Despite the potency of the venom that can kill its rivals, the Bengal slow loris does not use it to overcome prey as it lives on an almost entirely liquid diet. It snacks on fruits, insects and bird eggs occasionally, but unlike the south Indian and Sri Lankan slender loris, its staple is plant sap and gum. It rouses itself from sleep after nightfall and climbs down head first from the forest canopy. With its closely spaced lower incisors and canines that biologists call ‘toothcomb’, it gouges deep holes in the trunks of trees and lianas.

Not any tree will do. The primate favours particular species such as belliric myrobalan, climbing wattle, and elephant rope tree, and it selects specific specimens of those species much as we choose the best fruits in the market. Some trunks sport more than a hundred ‘taps’ while others are barely marked. Nelaballi watched a loris tear a new cavity for over 30 minutes. “It’s rare to see one start afresh,” she says. When it goes to work, it holds its posture stock-still for several minutes without suffering cramps because of its unique blood circulation.

Most often, instead of ripping fresh holes every night, the slow loris remembers the location of existing ones, visiting them as frequently as twice a night. With its long pointed tongue, the primate drinks up sap that drips from these injuries. Viscous gum collects slowly, which it scrapes and chews. While the watery liquid is easy to digest, the enlarged cecum in its gut processes the carbohydrate-rich gums.

Stickler for routine

Late in the dry season, when the wild guava (unrelated to the common edible fruit) blooms at night, the slow loris abandons its habitual diet and favourite trees to bury its face in the pom-pom-like flowers to sip the sweet nectar. Nelaballi knew before the study to expect the creature to live off plant secretions, but she was surprised by how much time it spent at it.

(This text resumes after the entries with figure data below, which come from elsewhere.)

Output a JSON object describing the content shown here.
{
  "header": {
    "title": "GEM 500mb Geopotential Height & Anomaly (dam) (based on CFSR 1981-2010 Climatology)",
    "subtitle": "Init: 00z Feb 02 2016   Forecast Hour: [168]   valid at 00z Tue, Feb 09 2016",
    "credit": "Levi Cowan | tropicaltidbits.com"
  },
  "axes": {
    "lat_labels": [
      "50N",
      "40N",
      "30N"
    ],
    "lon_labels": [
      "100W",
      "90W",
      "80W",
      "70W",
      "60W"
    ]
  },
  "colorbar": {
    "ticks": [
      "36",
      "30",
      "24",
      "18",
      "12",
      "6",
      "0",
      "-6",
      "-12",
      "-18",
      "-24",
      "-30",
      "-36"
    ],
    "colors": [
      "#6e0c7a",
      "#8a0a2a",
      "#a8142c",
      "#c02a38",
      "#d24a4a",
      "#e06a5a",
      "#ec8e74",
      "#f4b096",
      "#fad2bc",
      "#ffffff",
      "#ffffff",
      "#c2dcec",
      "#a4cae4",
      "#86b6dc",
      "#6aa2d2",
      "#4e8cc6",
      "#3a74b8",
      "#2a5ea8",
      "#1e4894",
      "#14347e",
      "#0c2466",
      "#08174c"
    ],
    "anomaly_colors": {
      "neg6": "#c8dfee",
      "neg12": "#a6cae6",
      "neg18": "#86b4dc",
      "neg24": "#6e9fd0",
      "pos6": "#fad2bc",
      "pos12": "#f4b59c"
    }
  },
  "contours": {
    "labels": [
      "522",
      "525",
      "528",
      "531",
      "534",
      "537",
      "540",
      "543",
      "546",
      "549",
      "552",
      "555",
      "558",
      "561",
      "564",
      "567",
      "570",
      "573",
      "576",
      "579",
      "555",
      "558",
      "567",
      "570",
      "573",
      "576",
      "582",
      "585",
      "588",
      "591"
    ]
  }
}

The Bengal slow loris is a stickler for routine, always using the same routes to reach the same dining trees, a boon to the researcher during her fieldwork. If she arrived late, she knew where to find her subject.

The night after a heavy storm, she noticed a thin branch used by a loris had snapped. The animal paced back and forth, distressed by this unexpected obstacle on its highway. Reluctant to find an alternative route, it climbed on to the broken limb only to have it crash to the ground. The primate landed on all fours like a cat and stood stunned for a moment before shinning up the tree and walking along another branch to reach its dinner. And a new routine was born.

The writer is not a conservationista but many creatures share her home for reasons she is yet to discover.